Its overall goal is to promote the preservation and restoration of grassland with a high nature value, especially by means of ensuring and improving the economic viability of using these grasslands in ways compatible with their ecology. A key concept here is 'multifunctional farming', in which farming produces, at the same time, goods for sale on the market and immaterial outputs like biodiversity, attractive landscapes, clean water
To support this, TRINET's central strategy consists of building meaningful
and mutually supportive partnerships between farmers, conservation professionals
and any other stakeholders.

TRINET was launched by two meetings (2006-2007) which assembled various initiatives from across Europe where multifunctional grassland-based farming is already working in favour of nature, or where it is being developed and encouraged.

Thanks to funding from a German foundation, Deutsche
Bundesstiftung Umwelt DBU, TRINET was in 2009 able to start scoping
and supporting or starting up concrete projects for economically viable
preservation and improvement of grasslands in the Danube nations (Slovakia,
Hungary, Romania and Bulgaria) and in the north-eastern sector of Europe
(Baltic States). The DBU support also allowed TRINET to begin exchange of
experience and networking: between grassland initiatives from these countries,
and with existing initiatives from e.g. Austria, Belgium, Finland and Germany.

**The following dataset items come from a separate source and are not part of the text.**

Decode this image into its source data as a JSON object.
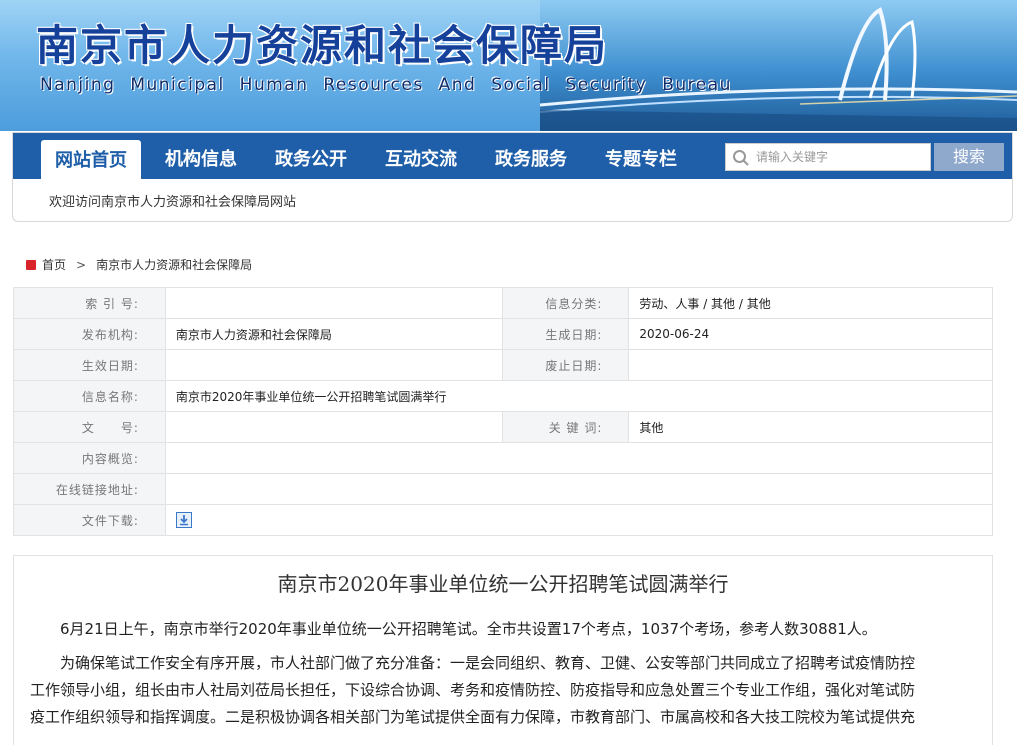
{
  "header": {
    "title_cn": "南京市人力资源和社会保障局",
    "title_en": "Nanjing Municipal Human Resources And Social Security Bureau"
  },
  "nav": {
    "items": [
      "网站首页",
      "机构信息",
      "政务公开",
      "互动交流",
      "政务服务",
      "专题专栏"
    ],
    "active_index": 0,
    "search_placeholder": "请输入关键字",
    "search_button": "搜索"
  },
  "welcome": "欢迎访问南京市人力资源和社会保障局网站",
  "breadcrumb": [
    "首页",
    "南京市人力资源和社会保障局"
  ],
  "meta": {
    "index_label": "索 引 号:",
    "index_value": "",
    "category_label": "信息分类:",
    "category_value": "劳动、人事 / 其他 / 其他",
    "publisher_label": "发布机构:",
    "publisher_value": "南京市人力资源和社会保障局",
    "created_label": "生成日期:",
    "created_value": "2020-06-24",
    "effective_label": "生效日期:",
    "effective_value": "",
    "expired_label": "废止日期:",
    "expired_value": "",
    "name_label": "信息名称:",
    "name_value": "南京市2020年事业单位统一公开招聘笔试圆满举行",
    "doc_label": "文　　号:",
    "doc_value": "",
    "keywords_label": "关 键 词:",
    "keywords_value": "其他",
    "summary_label": "内容概览:",
    "summary_value": "",
    "link_label": "在线链接地址:",
    "link_value": "",
    "download_label": "文件下载:"
  },
  "article": {
    "title": "南京市2020年事业单位统一公开招聘笔试圆满举行",
    "p1": "6月21日上午，南京市举行2020年事业单位统一公开招聘笔试。全市共设置17个考点，1037个考场，参考人数30881人。",
    "p2_line1": "为确保笔试工作安全有序开展，市人社部门做了充分准备：一是会同组织、教育、卫健、公安等部门共同成立了招聘考试疫情防控",
    "p2_line2": "工作领导小组，组长由市人社局刘莅局长担任，下设综合协调、考务和疫情防控、防疫指导和应急处置三个专业工作组，强化对笔试防",
    "p2_line3": "疫工作组织领导和指挥调度。二是积极协调各相关部门为笔试提供全面有力保障，市教育部门、市属高校和各大技工院校为笔试提供充"
  },
  "colors": {
    "nav_bg": "#1f5ea8",
    "title_blue": "#16419a",
    "accent_red": "#d9252a"
  },
  "icons": [
    "search-icon",
    "home-icon",
    "download-icon"
  ]
}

(In the DBU website, clicking the menu option 'International'
gives a choice between English, Bulgarian, Czech, Estonian, Hungarian, Latvian,
Lithuanian, Polish and Romanian.)
A first impression is that these initiatives often have a dual structure, consisting of conservationists and local farmers who are working together. Such dual conservation-farming platforms are valuable partnerships, where conservationists and farmer-stakeholders explore the implications of working for nature and try to find mutually satisfactory, sustainable solutions.